Since then I have noticed overly long stares and funny looks but no one has been outright verbally rude to us when we are out.  However, people do say things without thinking and are genuinely not being rude but perhaps just being a little tactless.  Here are a few things to think about if you see a stranger in the street with a visible difference (not exclusive to skin) and are thinking about asking things:

-          - Questions from strangers can be intrusive.  You are trying to go about your daily life when    someone asks “what happened to your skin”.  Not nice

-         -   Would you like to be stared at? And even worse, whispered about?

-          -  Would you like to be pitied?

-         -  The person you are looking at has probably dealt with what you are about to ask multiple      times that day/week/month and they are fed up of it

-         -   Is it actually any of your business?  Do you need to know?

-         -   Would you like to speak about the intimate details of your health condition to a stranger in    the street?

Of course, and am speaking purely from my point of view as a parent of a young child here, if you engage me in conversation, it naturally comes up in an un-intrusive way and you are genuinely interested in knowing more, I will explain ichthyosis to you and signpost you to where you may be able to find more information.  On the other hand, if you are rude or you over-react about my child, be warned that I am now prepared for your comments and stares and I won’t be nice!  Also, bear in mind that with very young children, they often don’t notice differences in the same way adults do and they don’t always realise they are different.  Alfie, at the moment, is starting to notice his skin a little bit more and he is quite matter of fact about it, I want him to stay that way and not become self-conscious because people are rude or ask him things that don’t concern them.

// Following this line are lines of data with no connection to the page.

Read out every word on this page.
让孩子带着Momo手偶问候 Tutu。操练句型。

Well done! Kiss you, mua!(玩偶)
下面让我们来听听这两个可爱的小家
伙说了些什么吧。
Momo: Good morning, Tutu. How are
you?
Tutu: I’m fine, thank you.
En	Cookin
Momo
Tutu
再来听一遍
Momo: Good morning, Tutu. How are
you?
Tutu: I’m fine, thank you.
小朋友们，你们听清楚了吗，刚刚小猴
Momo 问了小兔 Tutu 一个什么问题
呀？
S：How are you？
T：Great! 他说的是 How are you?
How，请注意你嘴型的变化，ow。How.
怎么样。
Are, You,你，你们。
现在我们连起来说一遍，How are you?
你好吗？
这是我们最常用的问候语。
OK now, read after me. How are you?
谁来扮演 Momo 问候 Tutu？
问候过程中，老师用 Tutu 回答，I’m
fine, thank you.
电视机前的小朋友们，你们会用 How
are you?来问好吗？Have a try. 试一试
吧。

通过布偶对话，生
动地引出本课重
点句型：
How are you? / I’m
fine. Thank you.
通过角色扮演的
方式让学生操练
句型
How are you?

As a parent I am fairly open when it comes to explaining about ichthyosis to people I meet (not talking about strangers here but people I am in more regular contact with such as other parents at playgroups or with friends), I encourage their questions and I will happily answer.  But this is because I only surround myself with nice people who ask in the right way and don’t over-react when I tell them things and I leave the arses to go about their arse-hole-ness.